Friday, April 07, 2006

Opera Omnia











[click for full size versions]

It would be difficult to overstate the importance of the many contributions made by medical doctor Marcello Malpighi (1628-1694) to science. As the images here suggest, his main works derive from his pioneering use of the microscope.

He established histology (study of tissues) as a field of medicine and there are microanatomical structures in the kidney, spleen and skin (and likely more) that still bear his name. He also founded the science of comparative physiology by documenting his findings from examination of liver tissue from a number of organisms.

He was the first to identify and describe capillaries - the connecting vessels between arteries and veins - thus completing the study of blood circulation that William Harvey had published in the year of Malpighi's birth. His microscopic work with eggs enabled him to describe the development of a chicken embryo: this was itself groundbreaking research.

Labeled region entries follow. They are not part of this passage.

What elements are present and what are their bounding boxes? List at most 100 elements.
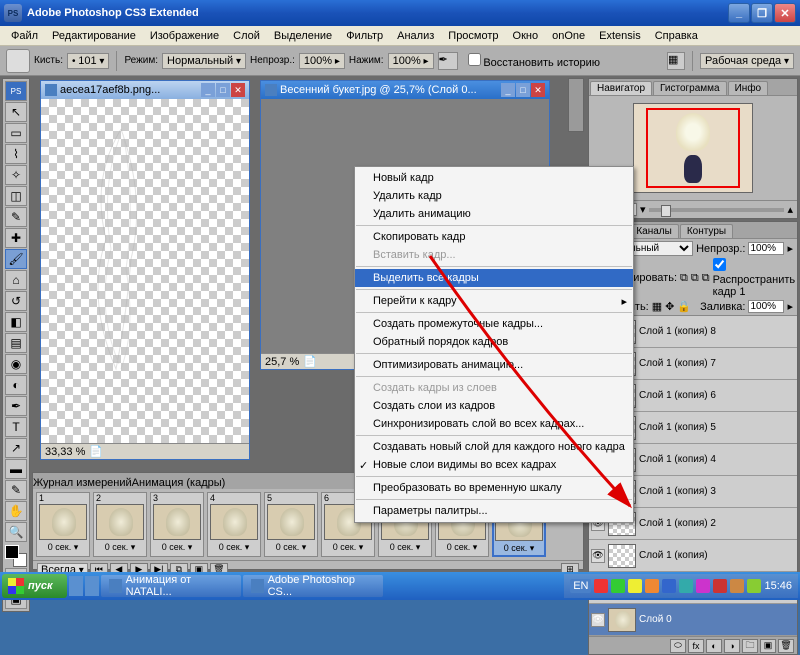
menu-item[interactable]: Синхронизировать слой во всех кадрах... xyxy=(355,415,633,433)
frame-delay[interactable]: 0 сек. ▾ xyxy=(332,541,364,554)
frame-delay[interactable]: 0 сек. ▾ xyxy=(503,542,535,555)
animation-frame[interactable]: 30 сек. ▾ xyxy=(150,492,204,557)
navigator-thumbnail[interactable] xyxy=(633,103,753,193)
path-tool-icon[interactable]: ↗ xyxy=(5,438,27,458)
menu-view[interactable]: Просмотр xyxy=(441,28,505,44)
taskbar-item[interactable]: Анимация от NATALI... xyxy=(101,575,241,597)
layer-fx-icon[interactable]: fx xyxy=(688,639,704,653)
tab-paths[interactable]: Контуры xyxy=(680,224,733,238)
frame-delay[interactable]: 0 сек. ▾ xyxy=(47,541,79,554)
zoom-in-icon[interactable]: ▴ xyxy=(787,203,793,216)
doc1-minimize-button[interactable]: _ xyxy=(201,83,215,97)
navigator-zoom-slider[interactable] xyxy=(649,208,785,212)
go-bridge-icon[interactable]: ▦ xyxy=(667,52,685,70)
unify-icon[interactable]: ⧉ xyxy=(702,272,710,285)
menu-item[interactable]: Перейти к кадру xyxy=(355,292,633,310)
flow-input[interactable]: 100% ▸ xyxy=(388,53,434,69)
animation-frame[interactable]: 10 сек. ▾ xyxy=(36,492,90,557)
tray-icon[interactable] xyxy=(662,579,676,593)
zoom-out-icon[interactable]: ▾ xyxy=(640,203,646,216)
zoom-tool-icon[interactable]: 🔍 xyxy=(5,522,27,542)
tray-icon[interactable] xyxy=(730,579,744,593)
tray-icon[interactable] xyxy=(611,579,625,593)
frame-thumbnail[interactable] xyxy=(39,504,87,540)
doc1-titlebar[interactable]: aecea17aef8b.png... _ □ ✕ xyxy=(41,81,249,99)
layer-group-icon[interactable]: 🗀 xyxy=(742,639,758,653)
doc1-canvas[interactable] xyxy=(41,99,249,443)
doc2-maximize-button[interactable]: □ xyxy=(516,83,530,97)
frame-delay[interactable]: 0 сек. ▾ xyxy=(161,541,193,554)
heal-tool-icon[interactable]: ✚ xyxy=(5,228,27,248)
tab-info[interactable]: Инфо xyxy=(728,81,769,95)
lasso-tool-icon[interactable]: ⌇ xyxy=(5,144,27,164)
blend-mode-select[interactable]: Нормальный ▾ xyxy=(162,53,246,69)
language-indicator[interactable]: EN xyxy=(570,579,591,593)
menu-analysis[interactable]: Анализ xyxy=(390,28,441,44)
close-button[interactable]: ✕ xyxy=(774,3,796,23)
frame-delay[interactable]: 0 сек. ▾ xyxy=(218,541,250,554)
brush-tool-icon[interactable]: 🖌 xyxy=(5,249,27,269)
animation-frame[interactable]: 40 сек. ▾ xyxy=(207,492,261,557)
tray-icon[interactable] xyxy=(645,579,659,593)
menu-item[interactable]: Преобразовать во временную шкалу xyxy=(355,479,633,497)
shape-tool-icon[interactable]: ▬ xyxy=(5,459,27,479)
pen-tool-icon[interactable]: ✒ xyxy=(5,396,27,416)
tab-measurements[interactable]: Журнал измерений xyxy=(33,477,132,489)
gradient-tool-icon[interactable]: ▤ xyxy=(5,333,27,353)
quicklaunch-icon[interactable] xyxy=(69,576,83,596)
frame-thumbnail[interactable] xyxy=(267,504,315,540)
frame-thumbnail[interactable] xyxy=(96,504,144,540)
menu-item[interactable]: Создать промежуточные кадры... xyxy=(355,315,633,333)
restore-history-checkbox[interactable]: Восстановить историю xyxy=(468,53,600,69)
menu-extensis[interactable]: Extensis xyxy=(592,28,648,44)
frame-thumbnail[interactable] xyxy=(153,504,201,540)
type-tool-icon[interactable]: T xyxy=(5,417,27,437)
menu-item[interactable]: Скопировать кадр xyxy=(355,228,633,246)
menu-item[interactable]: Удалить анимацию xyxy=(355,205,633,223)
tray-icon[interactable] xyxy=(628,579,642,593)
start-button[interactable]: пуск xyxy=(2,574,67,598)
document-window-1[interactable]: aecea17aef8b.png... _ □ ✕ 33,33 %📄 xyxy=(40,80,250,460)
menu-file[interactable]: Файл xyxy=(4,28,45,44)
visibility-icon[interactable]: 👁 xyxy=(591,613,605,627)
notes-tool-icon[interactable]: ✎ xyxy=(5,480,27,500)
quicklaunch-icon[interactable] xyxy=(85,576,99,596)
menu-item[interactable]: Создавать новый слой для каждого нового … xyxy=(355,438,633,456)
layer-row[interactable]: 👁Слой 0 xyxy=(589,604,797,636)
panel-grip-1[interactable] xyxy=(568,78,584,132)
layer-mask-icon[interactable]: ◐ xyxy=(706,639,722,653)
doc2-minimize-button[interactable]: _ xyxy=(501,83,515,97)
layer-row[interactable]: 👁Слой 1 (копия) xyxy=(589,540,797,572)
lock-all-icon[interactable]: 🔒 xyxy=(677,300,691,313)
menu-item[interactable]: Новые слои видимы во всех кадрах xyxy=(355,456,633,474)
marquee-tool-icon[interactable]: ▭ xyxy=(5,123,27,143)
tray-icon[interactable] xyxy=(696,579,710,593)
lock-pixels-icon[interactable]: ▦ xyxy=(652,300,662,313)
menu-layer[interactable]: Слой xyxy=(226,28,267,44)
layer-thumbnail[interactable] xyxy=(608,544,636,568)
crop-tool-icon[interactable]: ◫ xyxy=(5,186,27,206)
tray-icon[interactable] xyxy=(679,579,693,593)
animation-frame[interactable]: 50 сек. ▾ xyxy=(264,492,318,557)
tool-preset-icon[interactable] xyxy=(6,49,30,73)
menu-select[interactable]: Выделение xyxy=(267,28,339,44)
new-layer-icon[interactable]: ▣ xyxy=(760,639,776,653)
clock[interactable]: 15:46 xyxy=(764,580,792,592)
hand-tool-icon[interactable]: ✋ xyxy=(5,501,27,521)
workspace-select[interactable]: Рабочая среда ▾ xyxy=(700,53,794,69)
layer-thumbnail[interactable] xyxy=(608,608,636,632)
tab-animation-frames[interactable]: Анимация (кадры) xyxy=(132,477,226,489)
eyedropper-tool-icon[interactable]: ✎ xyxy=(5,207,27,227)
wand-tool-icon[interactable]: ✧ xyxy=(5,165,27,185)
frame-delay[interactable]: 0 сек. ▾ xyxy=(275,541,307,554)
menu-filter[interactable]: Фильтр xyxy=(339,28,390,44)
minimize-button[interactable]: _ xyxy=(728,3,750,23)
color-swatches[interactable] xyxy=(5,545,27,567)
menu-help[interactable]: Справка xyxy=(648,28,705,44)
layer-fill-input[interactable] xyxy=(748,300,784,313)
move-tool-icon[interactable]: ↖ xyxy=(5,102,27,122)
frame-delay[interactable]: 0 сек. ▾ xyxy=(446,541,478,554)
menu-window[interactable]: Окно xyxy=(506,28,546,44)
adjustment-layer-icon[interactable]: ◑ xyxy=(724,639,740,653)
menu-item[interactable]: Новый кадр xyxy=(355,169,633,187)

He didn't restrict his work to human or mammalian microscopy either. He was the first to recognize that insects had breathing tubes and lacked lungs. He contributed a large body of work on plant anatomy too, as many of the above images will testify (it's sometimes hard working out which is animal, insect or plant isn't it?).

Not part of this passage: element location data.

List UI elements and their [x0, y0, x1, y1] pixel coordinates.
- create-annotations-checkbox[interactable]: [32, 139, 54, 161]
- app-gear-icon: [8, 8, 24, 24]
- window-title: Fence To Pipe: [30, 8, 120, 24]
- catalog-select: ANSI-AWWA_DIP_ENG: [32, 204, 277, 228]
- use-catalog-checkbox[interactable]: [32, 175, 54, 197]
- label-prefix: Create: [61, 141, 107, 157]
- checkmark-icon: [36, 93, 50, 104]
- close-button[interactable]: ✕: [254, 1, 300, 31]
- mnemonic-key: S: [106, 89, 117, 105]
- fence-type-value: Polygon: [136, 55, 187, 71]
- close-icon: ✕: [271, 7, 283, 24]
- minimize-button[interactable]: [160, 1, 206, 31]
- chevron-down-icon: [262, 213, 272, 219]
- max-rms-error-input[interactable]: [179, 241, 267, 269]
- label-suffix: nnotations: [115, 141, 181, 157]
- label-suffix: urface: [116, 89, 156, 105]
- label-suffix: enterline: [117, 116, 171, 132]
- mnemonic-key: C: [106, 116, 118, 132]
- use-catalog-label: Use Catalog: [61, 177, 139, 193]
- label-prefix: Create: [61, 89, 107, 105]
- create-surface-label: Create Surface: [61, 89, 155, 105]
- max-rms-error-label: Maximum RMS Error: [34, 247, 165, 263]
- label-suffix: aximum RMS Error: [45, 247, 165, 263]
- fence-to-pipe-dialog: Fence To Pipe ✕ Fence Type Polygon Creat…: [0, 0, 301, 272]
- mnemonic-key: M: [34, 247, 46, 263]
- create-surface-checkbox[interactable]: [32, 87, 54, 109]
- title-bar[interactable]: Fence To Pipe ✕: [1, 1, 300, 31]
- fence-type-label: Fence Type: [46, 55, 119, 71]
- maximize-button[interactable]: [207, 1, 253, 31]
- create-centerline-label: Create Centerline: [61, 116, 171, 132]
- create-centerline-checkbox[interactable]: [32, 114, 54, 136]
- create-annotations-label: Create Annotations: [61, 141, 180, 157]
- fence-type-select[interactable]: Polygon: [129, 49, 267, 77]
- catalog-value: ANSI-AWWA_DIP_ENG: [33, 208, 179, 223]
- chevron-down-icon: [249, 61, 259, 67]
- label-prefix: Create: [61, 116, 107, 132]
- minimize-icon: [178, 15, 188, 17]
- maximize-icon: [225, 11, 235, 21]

He was a life long friend of mathematician Giovanni di Borelli and was something of a collaborator with the Dutch microscopist, Jan Swammerdam. Later in life Malpighi became the Papal physician in Rome and held yet another Professorial Chair of Medicine following his previous appointments in Pisa, Bologna and Messina.

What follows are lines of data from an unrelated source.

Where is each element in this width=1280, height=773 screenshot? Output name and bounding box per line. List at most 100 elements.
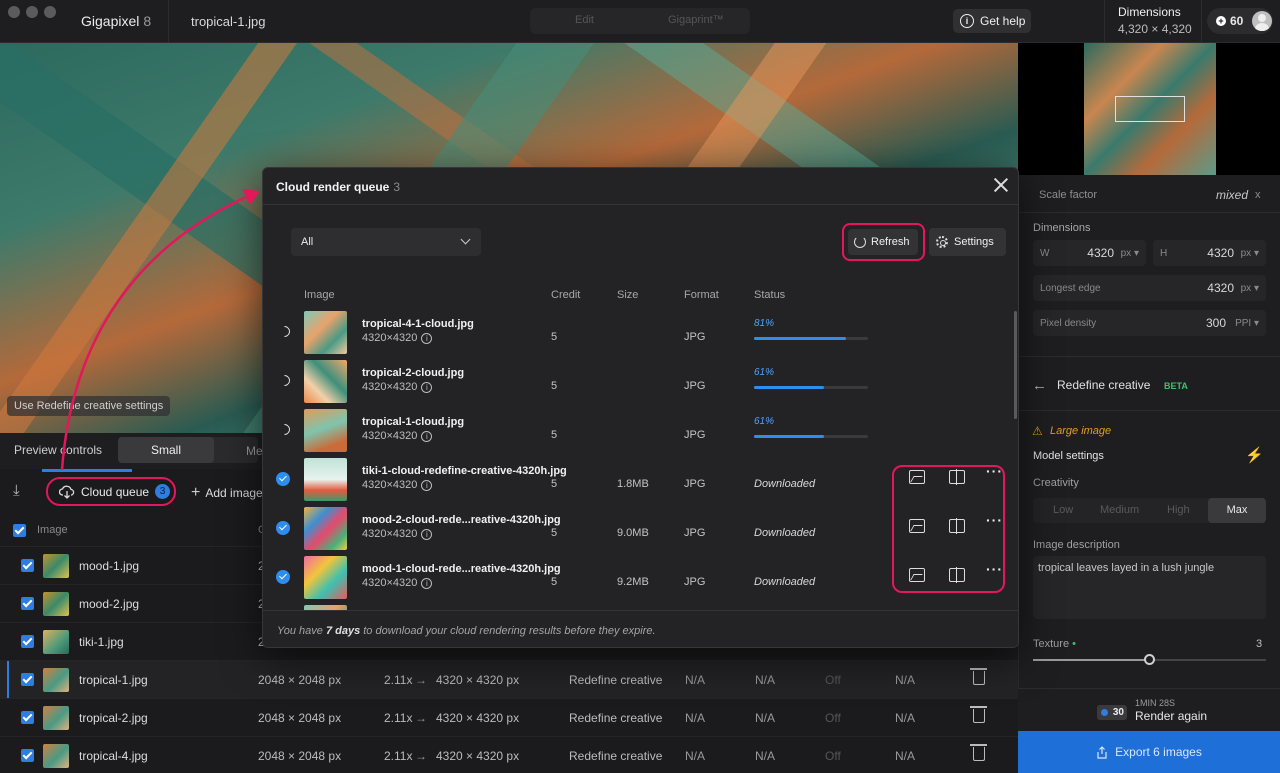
zoom-window-button[interactable] [44, 6, 56, 18]
title-bar: Gigapixel 8 tropical-1.jpg Edit Gigaprint… [0, 0, 1280, 43]
tab-edit[interactable]: Edit [575, 14, 594, 26]
file-name: tropical-1.jpg [191, 14, 266, 29]
texture-slider-fill [1033, 659, 1150, 661]
height-field[interactable]: H 4320 px ▾ [1153, 240, 1266, 266]
settings-button[interactable]: Settings [929, 228, 1006, 256]
row-thumbnail [43, 630, 69, 654]
size-medium-option[interactable]: Me [246, 444, 263, 458]
close-icon[interactable] [994, 178, 1008, 192]
trash-icon[interactable] [970, 744, 987, 761]
more-options-icon[interactable]: ··· [986, 463, 1006, 479]
minimize-window-button[interactable] [26, 6, 38, 18]
compare-icon[interactable] [949, 567, 965, 583]
divider [1018, 410, 1280, 411]
mode-switch[interactable]: Edit Gigaprint™ [530, 8, 750, 34]
check-circle-icon [276, 521, 290, 535]
creativity-low[interactable]: Low [1053, 504, 1073, 516]
creativity-segment[interactable]: Low Medium High Max [1033, 498, 1266, 523]
longest-edge-unit[interactable]: px ▾ [1241, 283, 1259, 294]
info-icon[interactable]: i [421, 381, 433, 393]
export-button[interactable]: Export 6 images [1018, 731, 1280, 773]
chevron-down-icon [460, 234, 471, 245]
add-image-button[interactable]: + Add image [191, 484, 263, 502]
queue-row[interactable]: tiki-1-cloud-redefine-creative-4320h.jpg… [263, 455, 1018, 504]
pixel-density-value: 300 [1205, 316, 1226, 330]
avatar[interactable] [1252, 11, 1273, 31]
show-in-folder-icon[interactable] [909, 568, 925, 582]
credits-pill[interactable]: + 60 [1207, 8, 1273, 34]
get-help-button[interactable]: i Get help [953, 9, 1031, 33]
queue-dimensions: 4320×4320 i [362, 430, 433, 442]
table-row[interactable]: tropical-4.jpg 2048 × 2048 px 2.11x → 4320 ×… [0, 736, 1018, 773]
longest-edge-field[interactable]: Longest edge 4320 px ▾ [1033, 275, 1266, 301]
row-checkbox[interactable] [21, 559, 34, 572]
table-row[interactable]: tropical-1.jpg 2048 × 2048 px 2.11x → 4320 ×… [0, 660, 1018, 699]
info-icon[interactable]: i [421, 577, 433, 589]
height-unit[interactable]: px ▾ [1241, 248, 1259, 259]
preview-hint[interactable]: Use Redefine creative settings [7, 396, 171, 416]
creativity-high[interactable]: High [1167, 504, 1190, 516]
scale-factor-value[interactable]: mixed [1216, 188, 1248, 202]
row-checkbox[interactable] [21, 711, 34, 724]
width-unit[interactable]: px ▾ [1121, 248, 1139, 259]
column-size: Size [617, 289, 639, 301]
width-field[interactable]: W 4320 px ▾ [1033, 240, 1146, 266]
info-icon[interactable]: i [421, 528, 433, 540]
trash-icon[interactable] [970, 668, 987, 685]
add-image-label: Add image [205, 486, 263, 500]
queue-thumbnail [304, 556, 347, 599]
table-row[interactable]: tropical-2.jpg 2048 × 2048 px 2.11x → 4320 ×… [0, 698, 1018, 736]
queue-row[interactable]: mood-1-cloud-rede...reative-4320h.jpg 432… [263, 553, 1018, 602]
row-na-1: N/A [685, 749, 706, 763]
select-all-checkbox[interactable] [13, 524, 26, 537]
more-options-icon[interactable]: ··· [986, 512, 1006, 528]
row-na-2: N/A [755, 711, 776, 725]
queue-row[interactable]: tropical-1-cloud.jpg 4320×4320 i 5 JPG 61% [263, 406, 1018, 455]
info-icon[interactable]: i [421, 332, 433, 344]
image-description-input[interactable]: tropical leaves layed in a lush jungle [1033, 556, 1266, 619]
render-again-button[interactable]: Render again [1135, 709, 1207, 723]
check-circle-icon [276, 570, 290, 584]
cloud-queue-button[interactable]: Cloud queue 3 [46, 477, 176, 506]
queue-size: 1.8MB [617, 478, 649, 490]
back-arrow-icon[interactable]: ← [1032, 377, 1047, 394]
status-filter-dropdown[interactable]: All [291, 228, 481, 256]
tab-gigaprint[interactable]: Gigaprint™ [668, 14, 724, 26]
preview-size-segment[interactable]: Small Me [118, 437, 263, 463]
queue-dimensions: 4320×4320 i [362, 577, 433, 589]
divider [1201, 0, 1202, 43]
pixel-density-unit[interactable]: PPI ▾ [1235, 318, 1259, 329]
row-checkbox[interactable] [21, 749, 34, 762]
refresh-button[interactable]: Refresh [848, 229, 918, 255]
sort-down-icon[interactable]: ⤓ [13, 482, 20, 499]
queue-row[interactable]: tropical-4-1-cloud.jpg 4320×4320 i 5 JPG 81% [263, 308, 1018, 357]
queue-thumbnail [304, 409, 347, 452]
row-checkbox[interactable] [21, 635, 34, 648]
loading-spinner-icon [276, 421, 293, 438]
info-icon[interactable]: i [421, 430, 433, 442]
creativity-medium[interactable]: Medium [1100, 504, 1139, 516]
more-options-icon[interactable]: ··· [986, 561, 1006, 577]
compare-icon[interactable] [949, 469, 965, 485]
queue-row[interactable]: mood-2-cloud-rede...reative-4320h.jpg 432… [263, 504, 1018, 553]
row-checkbox[interactable] [21, 597, 34, 610]
compare-icon[interactable] [949, 518, 965, 534]
trash-icon[interactable] [970, 706, 987, 723]
queue-file-name: tropical-1-cloud.jpg [362, 416, 465, 428]
creativity-max[interactable]: Max [1208, 498, 1266, 523]
pixel-density-field[interactable]: Pixel density 300 PPI ▾ [1033, 310, 1266, 336]
texture-slider-knob[interactable] [1144, 654, 1155, 665]
info-icon[interactable]: i [421, 479, 433, 491]
queue-list[interactable]: tropical-4-1-cloud.jpg 4320×4320 i 5 JPG 81% t… [263, 308, 1018, 610]
row-output-size: 4320 × 4320 px [436, 673, 520, 687]
queue-row[interactable]: tropical-2-cloud.jpg 4320×4320 i 5 JPG 61% [263, 357, 1018, 406]
close-window-button[interactable] [8, 6, 20, 18]
queue-size: 9.2MB [617, 576, 649, 588]
large-image-warning: Large image [1050, 425, 1112, 437]
size-small-option[interactable]: Small [118, 437, 214, 463]
show-in-folder-icon[interactable] [909, 470, 925, 484]
navigator-viewport[interactable] [1115, 96, 1185, 122]
row-checkbox[interactable] [21, 673, 34, 686]
show-in-folder-icon[interactable] [909, 519, 925, 533]
scrollbar[interactable] [1014, 311, 1017, 419]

Like all great thinkers, Malpighi's ideas did not go unchallenged. His own student defended a number of theses in 1689 which derided the microscopic work of his mentor:

"It is our firm opinion that the anatomy of the exceedingly small, internal conformation of the viscera, which has been extolled in these very times, is of use to no physician."
Most of Malpighi's formal papers were published in the Journal of the Royal Society of England which made him their first Italian fellow. The collected works of Malpighi were first published as Opera Omnia, his botanico-medico-anatomicus in 1687. I nabbed these images above last week from 2 volumes and don't recall if all of the 700-odd pages were published at the same time.

1 comment :

E. S. de Montemayor said...

nice! are there antiquarian books like that that talk about venereal diseases or congenital malformations?